To apply spot color as a tint throughout an image, convert the image to Duotone mode and apply the spot color to one of the duotone plates. You can use up to four spot colors, one per plate.
The names of the spot colors are printed on the separations.
Spot colors are overprinted on top of the fully composited image. Each spot color is printed in the order it appears in the Channels panel, with the topmost channel printing as the topmost spot color.
You cannot move spot colors above a default channel in the Channels panel except in Multichannel mode.
You cannot apply spot colors to individual layers.
Printing an image with a spot color channel to a composite color printer will print the spot color at an opacity indicated by the Solidity setting.
You can merge spot channels with color channels, splitting the spot color into its color channel components.
In the New Spot Channel dialog box, click the Color box. Then in the Color Picker, click Color Libraries to choose from a custom color system such as PANTONE or TOYO and choose a color. See Choose a spot color.
If you select a custom color, your print service provider can more easily provide the proper ink to reproduce the image.
This option lets you simulate on‑screen the density of the printed spot color. A value of 100% simulates an ink that completely covers the inks beneath (such as a metallic ink); 0% simulates a transparent ink that completely reveals the inks beneath (such as a clear varnish). You can also use this option to see where an otherwise transparent spot color (such as a varnish) will appear.
The Solidity and color choice options affect only on‑screen previews and composite prints. They have no effect on printed separations.
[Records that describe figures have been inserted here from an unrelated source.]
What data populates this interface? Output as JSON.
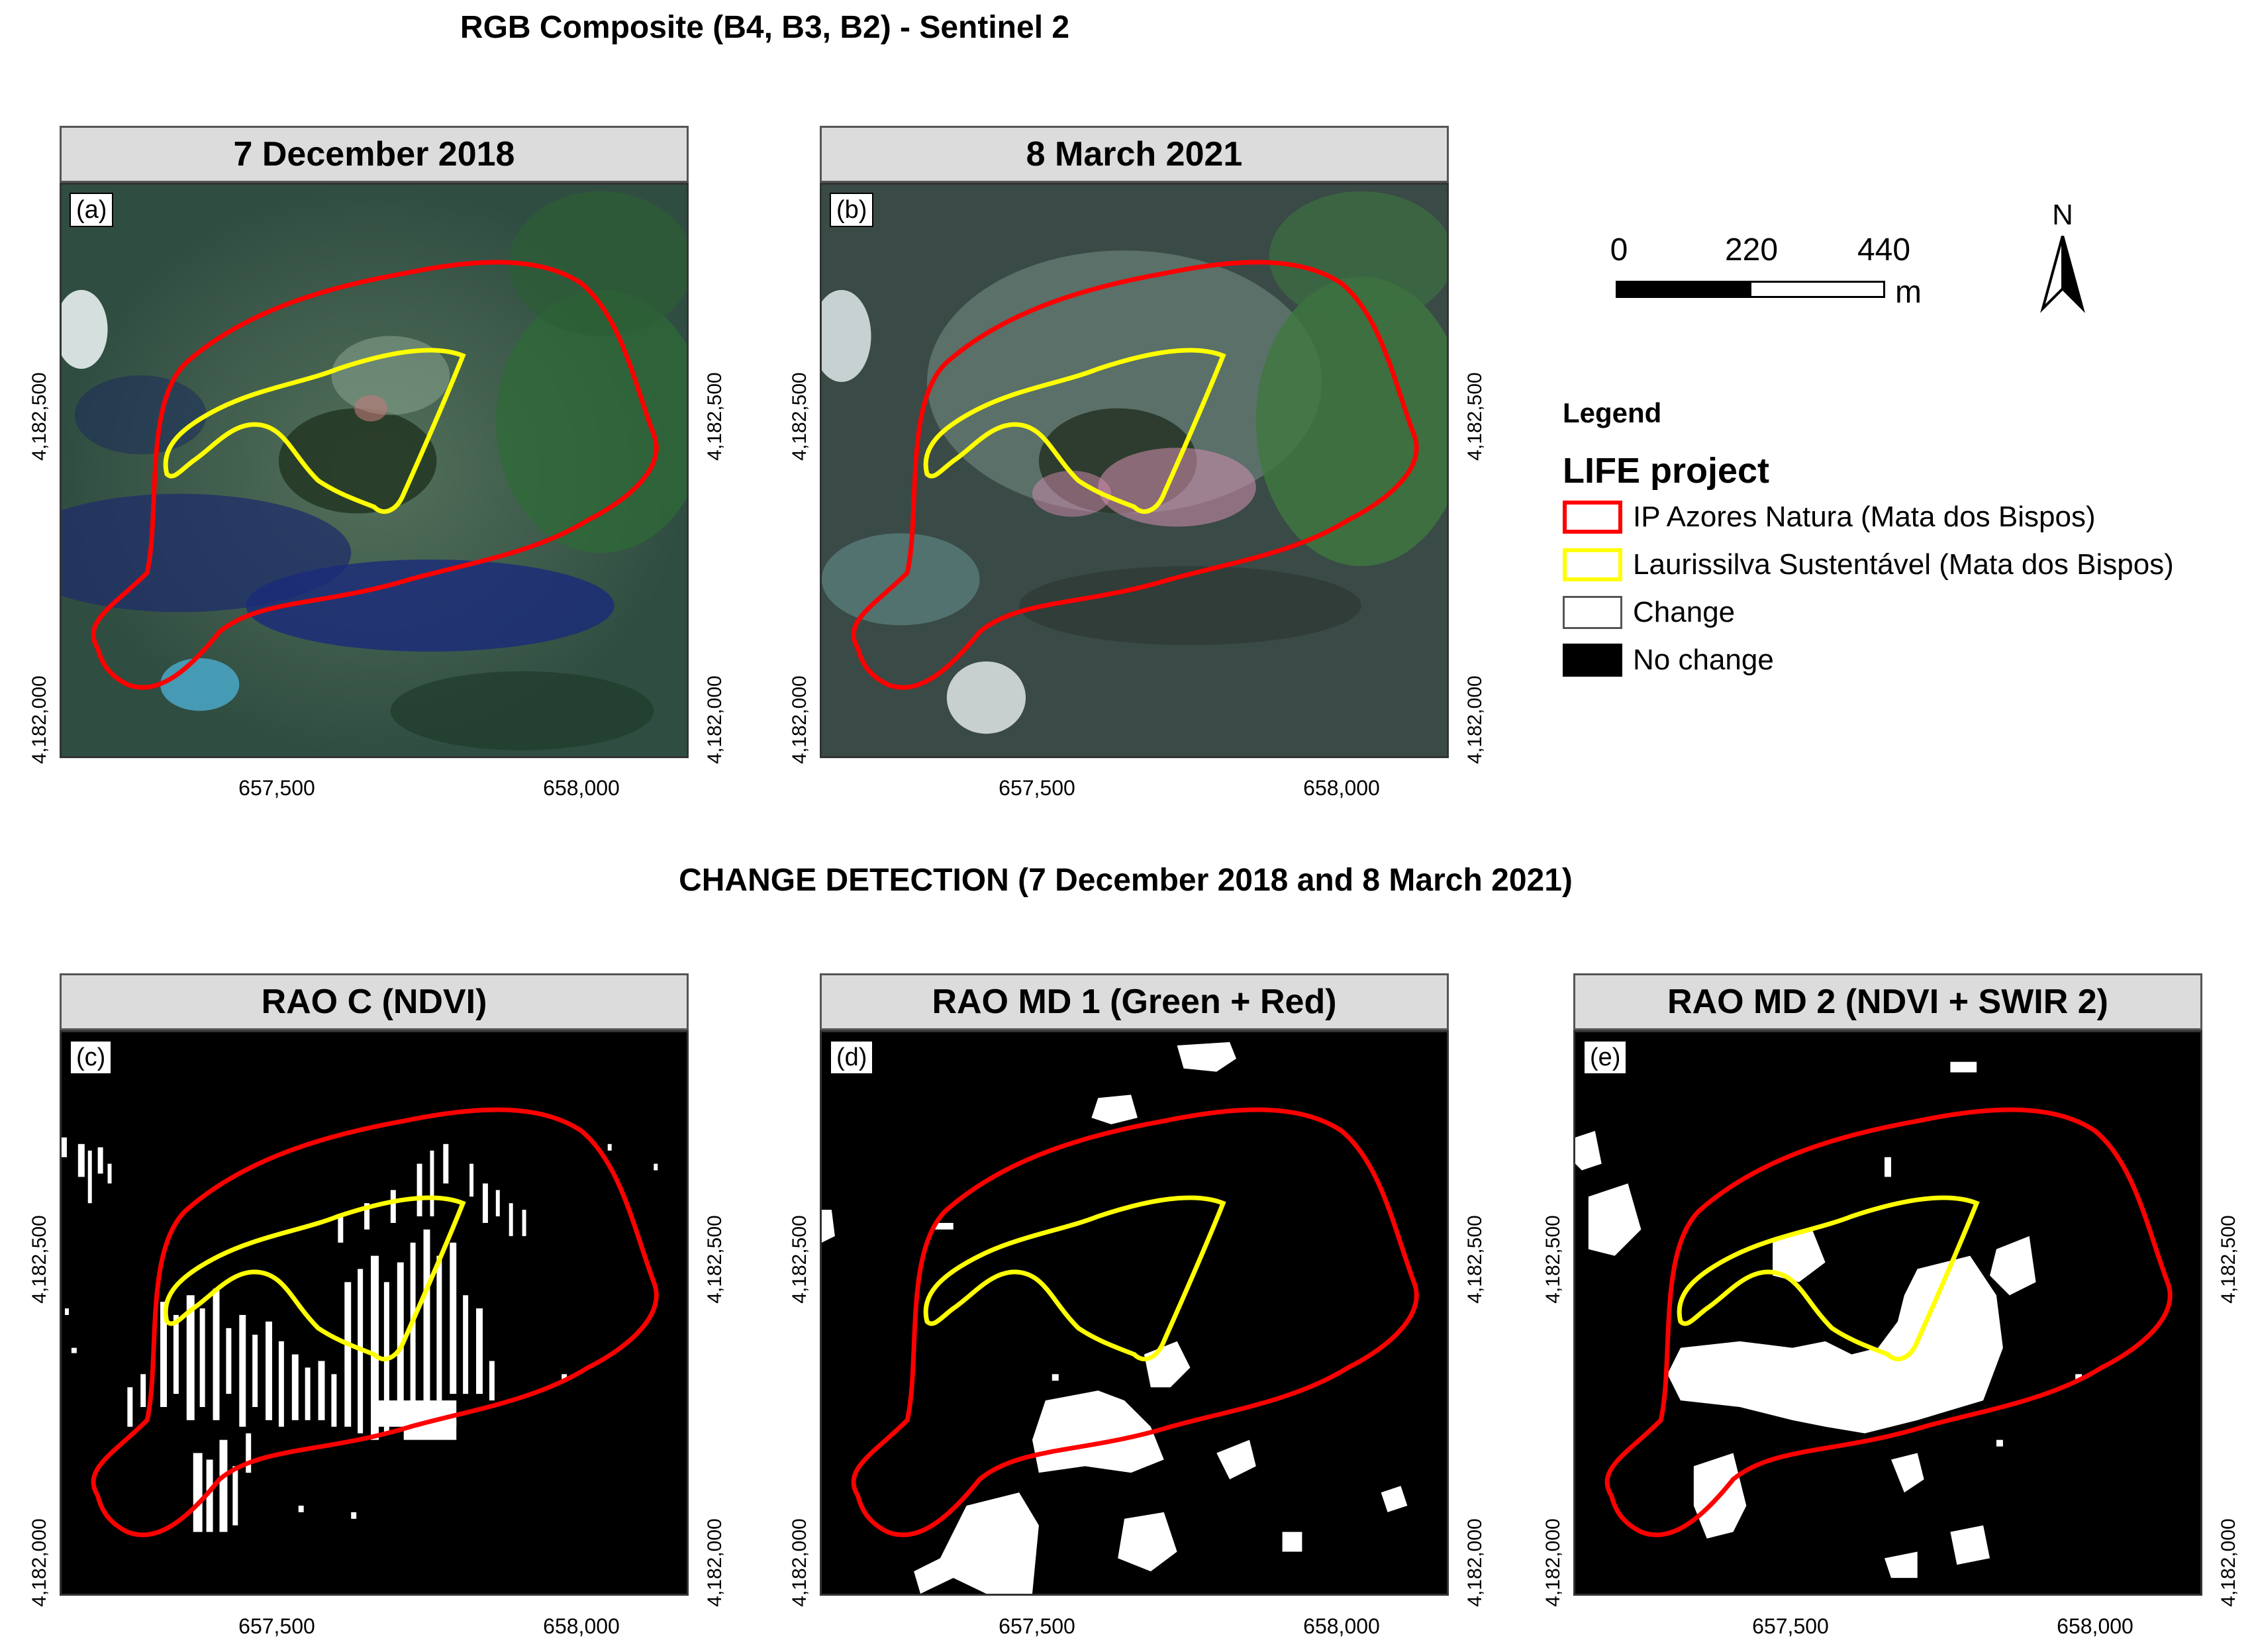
{
  "titles": {
    "top": "RGB Composite (B4, B3, B2) - Sentinel 2",
    "bottom": "CHANGE DETECTION (7 December 2018 and 8 March 2021)"
  },
  "axis": {
    "y_ticks": [
      "4,182,500",
      "4,182,000"
    ],
    "x_ticks": [
      "657,500",
      "658,000"
    ]
  },
  "panels": [
    {
      "letter": "(a)",
      "title": "7 December 2018",
      "kind": "rgb_2018"
    },
    {
      "letter": "(b)",
      "title": "8 March 2021",
      "kind": "rgb_2021"
    },
    {
      "letter": "(c)",
      "title": "RAO C (NDVI)",
      "kind": "change_c"
    },
    {
      "letter": "(d)",
      "title": "RAO MD 1 (Green + Red)",
      "kind": "change_d"
    },
    {
      "letter": "(e)",
      "title": "RAO MD 2 (NDVI + SWIR 2)",
      "kind": "change_e"
    }
  ],
  "scalebar": {
    "labels": [
      "0",
      "220",
      "440"
    ],
    "unit": "m"
  },
  "north_arrow": {
    "label": "N",
    "icon": "north-arrow-icon"
  },
  "legend": {
    "title": "Legend",
    "subtitle": "LIFE project",
    "items": [
      {
        "label": "IP Azores Natura (Mata dos Bispos)",
        "color": "#ff0000",
        "type": "outline"
      },
      {
        "label": "Laurissilva Sustentável (Mata dos Bispos)",
        "color": "#ffff00",
        "type": "outline"
      },
      {
        "label": "Change",
        "color": "#ffffff",
        "type": "fill"
      },
      {
        "label": "No change",
        "color": "#000000",
        "type": "fill"
      }
    ]
  }
}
Use a painting or editing tool to paint in the image. Paint with black to add more spot color at 100% opacity; paint with gray to add spot color with lower opacity.
Unlike the Solidity option in the Spot Channel Options dialog box, the Opacity option in the painting or editing tool’s options determines the actual density of ink used in the printed output.
In RGB or CMYK color mode, you can remove spot channels and merge them into the standard color channels. When you merge spot channels in CMYK mode, the resulting colors usually don’t precisely match the original spot colors, because CMYK inks can’t produce the range of colors available from spot color inks.
The spot color is converted to and merged with the color channels. The spot channel is deleted from the panel.
Merging spot channels flattens layered images. The merged composite reflects the preview spot color information, including the Solidity settings. For example, a spot channel with a solidity of 50% will produce different merged results than the same channel with a solidity of 100%.
To prevent overlapping spot colors from either printing over or knocking out the underlying spot color, remove one of the spot colors where they overlap.
Use a printed sample of the overprinted inks to adjust your screen display to help you predict how colors will look when printed.
In some cases, such as when you use varnish and bump plates, you may want colors to overprint.
To create a trap when knocking out the underlying color, choose Select > Modify > Expand or Contract, depending on whether the overlapping spot color is darker or lighter than the spot color beneath it. In the Channels panel, select the underlying spot channel that contains the areas you want to knock out. Press Backspace (Windows) or Delete (Mac OS).
You can use this method to knock out areas from any channels under a spot color, such as the CMYK channels.